Vu la procédure suivante :


Procédure contentieuse antérieure

Le 25 mars 2014, Mme B… A… a demandé au tribunal administratif de Nantes de la déclarer élue à l’issue des opérations électorales qui se sont déroulées le 23 mars 2014 dans la commune de Deux-Evailles (Mayenne) en vue de l’élection des conseillers municipaux, ou, à titre subsidiaire, d’annuler ces opérations électorales. Le 26 mars 2014, M. C… A… a saisi le tribunal administratif de Nantes d’une protestation tendant aux mêmes fins.
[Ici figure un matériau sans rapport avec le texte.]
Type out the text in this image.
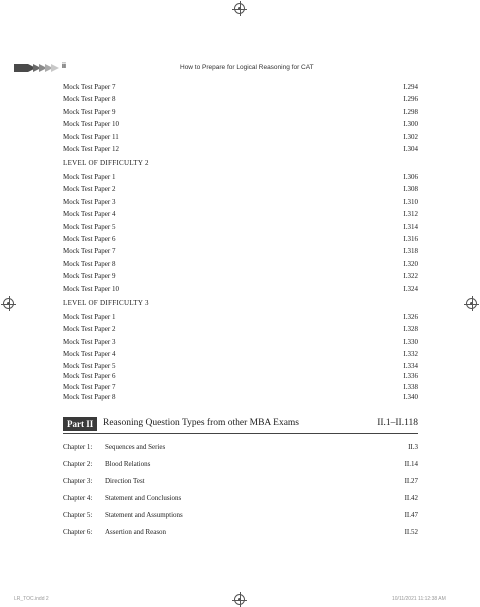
ii	How to Prepare for Logical Reasoning for CAT
Mock Test Paper 7	I.294
Mock Test Paper 8	I.296
Mock Test Paper 9	I.298
Mock Test Paper 10	I.300
Mock Test Paper 11	I.302
Mock Test Paper 12	I.304
LEVEL OF DIFFICULTY 2
Mock Test Paper 1	I.306
Mock Test Paper 2	I.308
Mock Test Paper 3	I.310
Mock Test Paper 4	I.312
Mock Test Paper 5	I.314
Mock Test Paper 6	I.316
Mock Test Paper 7	I.318
Mock Test Paper 8	I.320
Mock Test Paper 9	I.322
Mock Test Paper 10	I.324
LEVEL OF DIFFICULTY 3
Mock Test Paper 1	I.326
Mock Test Paper 2	I.328
Mock Test Paper 3	I.330
Mock Test Paper 4	I.332
Mock Test Paper 5	I.334
Mock Test Paper 6	I.336
Mock Test Paper 7	I.338
Mock Test Paper 8	I.340
Part II	Reasoning Question Types from other MBA Exams	II.1–II.118
Chapter 1: Sequences and Series	II.3
Chapter 2: Blood Relations	II.14
Chapter 3: Direction Test	II.27
Chapter 4: Statement and Conclusions	II.42
Chapter 5: Statement and Assumptions	II.47
Chapter 6: Assertion and Reason	II.52
LR_TOC.indd 2	10/11/2021 11:12:38 AM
Le 4 avril 2014, le préfet de la Mayenne a demandé au tribunal administratif de Nantes que le procès-verbal des opérations électorales qui se sont déroulées le 23 mars 2014 dans cette commune soit rectifié et que l’élection de Mme A… au conseil municipal soit annulée.

Par un jugement n° 1402529-1402635-1403365 du 17 juin 2014, le tribunal administratif de Nantes, après avoir joint les protestations de Mme A… et de M. A… et le déféré du préfet de la Mayenne, a annulé l’élection de Mme A… à l’issue des opérations électorales qui se sont déroulées le 23 mars 2014 dans la commune des Deux-Evailles et rejeté les protestations de Mme A… et de M. A….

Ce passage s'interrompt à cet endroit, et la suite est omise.